Steps to propagating your Dischidia ovata:

  1. Use a sharp knife or pruning scissors and cut a stem with a root node from the mature plant. You’ll want a cutting around 8-10 inches long. 

  2. Place or plant the cutting into a jar of water or planting mixture. If placed in water, change the water once or twice a week to keep it fresh. If planted in a planting mixture, be sure to water regularly so that the mixture never dries out. 

  3. Position your planted cutting in indirect light, and every few days use a misting spray to cover the leaves of your cutting. 

  4. It should take around 3-4 weeks for the node to root and start to grow. If grown in water, allow the roots to grow for around 6-8 weeks and then transfer them into a well-drained soil as mentioned in the “soil” section above. 

FAQ – common issues with your Dischidia ovata

Whilst the Dischidia ovata is a relatively easy plant to grow for a beginner, there are some common issues that may occur when you grow your plant for the first time. Here are some of the most common signs your Dischidia ovata isn’t happy and how to improve the health of your plant. 

Overwatering

The most common issue that novice gardeners face when growing a Dischidia ovata plant is overwatering. Be careful not to overwater your plant. Be extra careful in the cooler months as they require virtually no watering. If in doubt, less water is better. 

Root rot

This is a common side-effect of overwatering your Dischidia ovata. Always plant your Dischidia ovata in soil that drains well and keep watering levels low. 

If you find root rot while re-potting your plant, rinse the old soil from the roots with water, and prune any blackened parts of the root. Then re-pot your plant in well-drained soil and cut back on watering in the future. 

Poor lighting

A lack of light will also cause issues for your Dischidia ovata.
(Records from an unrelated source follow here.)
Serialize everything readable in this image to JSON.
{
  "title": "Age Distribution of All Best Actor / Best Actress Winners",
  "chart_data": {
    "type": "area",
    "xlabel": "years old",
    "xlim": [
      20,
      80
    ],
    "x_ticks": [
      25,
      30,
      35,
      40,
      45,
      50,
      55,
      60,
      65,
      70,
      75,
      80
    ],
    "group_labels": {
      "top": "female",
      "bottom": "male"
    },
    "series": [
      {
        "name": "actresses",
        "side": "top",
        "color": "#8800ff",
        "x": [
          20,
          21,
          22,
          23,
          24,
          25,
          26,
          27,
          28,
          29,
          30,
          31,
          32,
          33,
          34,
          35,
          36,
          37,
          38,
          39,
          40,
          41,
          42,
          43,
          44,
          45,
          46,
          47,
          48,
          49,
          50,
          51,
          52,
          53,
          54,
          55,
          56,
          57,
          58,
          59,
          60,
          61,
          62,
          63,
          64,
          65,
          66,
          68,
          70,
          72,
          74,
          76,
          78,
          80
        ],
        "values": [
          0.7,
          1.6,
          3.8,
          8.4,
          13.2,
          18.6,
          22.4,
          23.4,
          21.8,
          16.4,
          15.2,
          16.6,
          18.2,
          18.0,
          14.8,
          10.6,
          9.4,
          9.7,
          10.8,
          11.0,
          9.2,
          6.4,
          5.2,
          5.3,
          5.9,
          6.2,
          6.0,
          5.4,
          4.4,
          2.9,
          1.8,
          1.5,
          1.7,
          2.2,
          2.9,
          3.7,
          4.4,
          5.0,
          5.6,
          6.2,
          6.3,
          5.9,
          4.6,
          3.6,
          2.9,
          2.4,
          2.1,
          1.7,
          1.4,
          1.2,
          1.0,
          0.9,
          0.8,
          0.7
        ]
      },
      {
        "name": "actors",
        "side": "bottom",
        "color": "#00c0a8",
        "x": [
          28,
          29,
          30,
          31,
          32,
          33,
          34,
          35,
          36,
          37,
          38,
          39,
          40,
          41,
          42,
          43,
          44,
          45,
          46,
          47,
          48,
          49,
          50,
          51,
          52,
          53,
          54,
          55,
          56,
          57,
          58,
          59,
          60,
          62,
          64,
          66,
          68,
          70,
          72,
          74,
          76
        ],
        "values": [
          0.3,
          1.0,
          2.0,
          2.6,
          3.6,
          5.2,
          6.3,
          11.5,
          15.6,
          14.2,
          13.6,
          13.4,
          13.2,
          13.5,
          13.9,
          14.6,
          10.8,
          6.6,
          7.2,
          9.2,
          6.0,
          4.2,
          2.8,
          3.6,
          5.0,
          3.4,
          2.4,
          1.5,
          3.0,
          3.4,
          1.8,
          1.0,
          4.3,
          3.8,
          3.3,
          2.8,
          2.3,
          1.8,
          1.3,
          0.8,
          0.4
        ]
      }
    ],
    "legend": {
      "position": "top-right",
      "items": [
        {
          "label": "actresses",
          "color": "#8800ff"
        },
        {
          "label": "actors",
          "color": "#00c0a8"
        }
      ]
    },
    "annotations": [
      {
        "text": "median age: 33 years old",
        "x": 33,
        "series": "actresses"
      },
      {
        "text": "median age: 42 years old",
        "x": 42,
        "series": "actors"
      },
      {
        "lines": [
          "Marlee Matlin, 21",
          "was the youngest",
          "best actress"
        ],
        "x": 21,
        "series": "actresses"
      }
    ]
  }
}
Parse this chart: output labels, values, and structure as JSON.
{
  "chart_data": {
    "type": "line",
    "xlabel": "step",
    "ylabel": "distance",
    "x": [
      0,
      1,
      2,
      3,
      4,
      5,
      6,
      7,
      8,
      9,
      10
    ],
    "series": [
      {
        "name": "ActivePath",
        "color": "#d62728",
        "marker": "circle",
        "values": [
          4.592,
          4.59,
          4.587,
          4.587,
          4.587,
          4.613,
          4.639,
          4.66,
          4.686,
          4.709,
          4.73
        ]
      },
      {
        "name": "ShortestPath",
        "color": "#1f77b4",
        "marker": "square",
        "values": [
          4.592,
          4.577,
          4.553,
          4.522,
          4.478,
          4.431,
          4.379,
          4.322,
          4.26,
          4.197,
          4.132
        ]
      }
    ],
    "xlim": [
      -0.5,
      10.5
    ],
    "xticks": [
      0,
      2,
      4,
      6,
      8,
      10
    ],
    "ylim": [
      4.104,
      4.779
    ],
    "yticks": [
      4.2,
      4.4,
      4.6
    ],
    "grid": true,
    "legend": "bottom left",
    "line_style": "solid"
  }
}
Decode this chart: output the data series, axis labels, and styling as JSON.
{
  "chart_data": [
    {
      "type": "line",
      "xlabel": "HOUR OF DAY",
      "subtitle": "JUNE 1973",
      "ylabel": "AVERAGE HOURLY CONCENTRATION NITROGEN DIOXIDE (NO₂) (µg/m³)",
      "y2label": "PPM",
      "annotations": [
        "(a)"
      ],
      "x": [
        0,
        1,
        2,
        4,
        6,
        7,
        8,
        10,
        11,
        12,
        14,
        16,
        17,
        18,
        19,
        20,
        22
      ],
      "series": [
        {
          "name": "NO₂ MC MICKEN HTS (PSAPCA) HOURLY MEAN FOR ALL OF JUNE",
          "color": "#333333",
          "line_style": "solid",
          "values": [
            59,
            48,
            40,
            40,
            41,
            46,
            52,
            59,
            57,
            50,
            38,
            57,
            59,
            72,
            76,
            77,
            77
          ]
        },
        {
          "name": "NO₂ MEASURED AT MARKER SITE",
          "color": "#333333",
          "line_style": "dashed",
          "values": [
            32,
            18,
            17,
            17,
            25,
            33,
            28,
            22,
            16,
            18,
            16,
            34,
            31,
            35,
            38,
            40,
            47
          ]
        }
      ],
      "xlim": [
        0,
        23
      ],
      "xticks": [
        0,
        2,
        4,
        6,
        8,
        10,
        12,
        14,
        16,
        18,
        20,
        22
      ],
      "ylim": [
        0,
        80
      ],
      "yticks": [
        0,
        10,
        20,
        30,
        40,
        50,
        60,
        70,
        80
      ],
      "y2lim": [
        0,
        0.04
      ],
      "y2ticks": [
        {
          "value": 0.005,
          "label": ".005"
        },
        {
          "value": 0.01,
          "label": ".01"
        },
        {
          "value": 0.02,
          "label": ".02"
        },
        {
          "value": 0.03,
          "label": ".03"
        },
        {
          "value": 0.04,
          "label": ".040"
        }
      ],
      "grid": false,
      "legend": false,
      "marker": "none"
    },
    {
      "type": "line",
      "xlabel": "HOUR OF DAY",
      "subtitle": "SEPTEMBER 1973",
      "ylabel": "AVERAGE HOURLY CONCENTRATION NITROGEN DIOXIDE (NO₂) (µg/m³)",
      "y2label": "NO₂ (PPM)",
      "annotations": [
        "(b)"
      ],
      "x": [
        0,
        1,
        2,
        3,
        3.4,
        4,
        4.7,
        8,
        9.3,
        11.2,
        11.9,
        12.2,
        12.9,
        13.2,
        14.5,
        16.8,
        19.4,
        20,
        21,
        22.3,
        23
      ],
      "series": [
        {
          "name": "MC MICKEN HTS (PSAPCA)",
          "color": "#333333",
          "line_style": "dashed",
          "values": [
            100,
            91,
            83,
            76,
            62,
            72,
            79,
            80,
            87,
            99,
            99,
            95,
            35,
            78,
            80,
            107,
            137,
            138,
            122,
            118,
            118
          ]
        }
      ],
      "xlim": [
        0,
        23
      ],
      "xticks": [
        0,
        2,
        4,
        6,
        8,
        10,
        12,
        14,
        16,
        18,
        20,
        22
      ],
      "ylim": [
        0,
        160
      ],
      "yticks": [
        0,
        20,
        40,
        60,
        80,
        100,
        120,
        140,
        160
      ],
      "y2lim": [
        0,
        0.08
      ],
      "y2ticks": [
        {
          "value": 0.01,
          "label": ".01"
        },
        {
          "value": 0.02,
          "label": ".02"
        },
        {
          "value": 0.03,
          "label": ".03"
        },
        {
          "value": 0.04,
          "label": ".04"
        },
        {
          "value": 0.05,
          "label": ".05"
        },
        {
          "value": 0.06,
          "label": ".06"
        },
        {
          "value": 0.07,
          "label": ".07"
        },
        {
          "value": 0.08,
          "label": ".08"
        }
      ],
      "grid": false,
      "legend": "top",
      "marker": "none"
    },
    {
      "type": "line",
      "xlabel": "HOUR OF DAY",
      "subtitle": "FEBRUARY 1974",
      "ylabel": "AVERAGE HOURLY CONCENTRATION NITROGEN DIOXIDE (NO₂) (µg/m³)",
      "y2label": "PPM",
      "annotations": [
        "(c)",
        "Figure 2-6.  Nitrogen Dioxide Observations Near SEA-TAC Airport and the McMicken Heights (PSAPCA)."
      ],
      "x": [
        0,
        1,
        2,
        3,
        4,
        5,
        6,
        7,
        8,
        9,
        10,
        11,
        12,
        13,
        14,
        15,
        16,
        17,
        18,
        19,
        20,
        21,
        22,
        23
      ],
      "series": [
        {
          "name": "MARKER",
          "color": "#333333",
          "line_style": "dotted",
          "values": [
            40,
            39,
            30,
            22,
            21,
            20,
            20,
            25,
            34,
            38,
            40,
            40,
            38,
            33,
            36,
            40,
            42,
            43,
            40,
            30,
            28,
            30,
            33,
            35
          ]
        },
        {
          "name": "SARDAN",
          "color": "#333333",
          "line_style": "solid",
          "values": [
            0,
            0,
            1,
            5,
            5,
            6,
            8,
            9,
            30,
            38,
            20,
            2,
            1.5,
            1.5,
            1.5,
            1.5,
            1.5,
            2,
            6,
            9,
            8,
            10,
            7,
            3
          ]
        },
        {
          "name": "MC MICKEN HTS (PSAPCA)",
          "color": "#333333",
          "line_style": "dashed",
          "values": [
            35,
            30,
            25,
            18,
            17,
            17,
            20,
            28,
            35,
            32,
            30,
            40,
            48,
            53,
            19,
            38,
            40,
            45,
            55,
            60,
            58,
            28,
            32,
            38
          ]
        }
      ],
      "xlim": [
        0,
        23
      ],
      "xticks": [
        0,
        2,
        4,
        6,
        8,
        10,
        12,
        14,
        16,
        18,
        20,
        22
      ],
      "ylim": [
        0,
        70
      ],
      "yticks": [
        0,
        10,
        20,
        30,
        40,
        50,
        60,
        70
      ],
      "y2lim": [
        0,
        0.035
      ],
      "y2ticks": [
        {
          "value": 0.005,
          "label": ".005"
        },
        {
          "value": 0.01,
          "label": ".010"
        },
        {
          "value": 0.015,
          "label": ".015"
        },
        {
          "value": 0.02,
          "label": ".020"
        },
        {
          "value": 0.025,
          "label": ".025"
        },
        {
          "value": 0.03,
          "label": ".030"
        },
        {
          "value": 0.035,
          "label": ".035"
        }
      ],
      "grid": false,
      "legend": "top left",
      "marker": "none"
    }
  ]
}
If your plant does not receive enough light, you’ll find that the stems will grow thinner and the delicate leaves will grow infrequently along the stems. Another sign that your plant is not receiving enough light is when the leaves yellow or fall off when touched. 

If your Dischidia ovata is receiving too much direct sunlight, this will burn the leaves and they will brown or fall off. A tell-tale sign is when you see brown or black spots appear on the leaves. 

To keep your Dischidia ovata healthy and happy, avoid planting them in direct sunlight, especially during the warmer months of the year. They only require bright, indirect light around 4-6 hours per day for them to thrive. 

Conclusion

Growing a Dischidia ovata is a very rewarding experience for a beginner gardener. Not only are they very resilient, require virtually no maintenance, and grow exceptionally well indoors, they also look great, especially when planted in a hanging basket or on a bookshelf. 

The long stems will crawl and climb most surfaces and the egg-shaped leaves are very striking with their plump, green body and patterns that resemble tiny watermelons. They grow virtually anywhere in indirect light and they thrive in more humid rooms of the house such as a bathroom or beside a kitchen. 

Best of all, the Dischidia ovata is very easy to propagate, allowing you to take cuttings and grow multiple plants that are great gifts for a family member or those friends with green thumbs.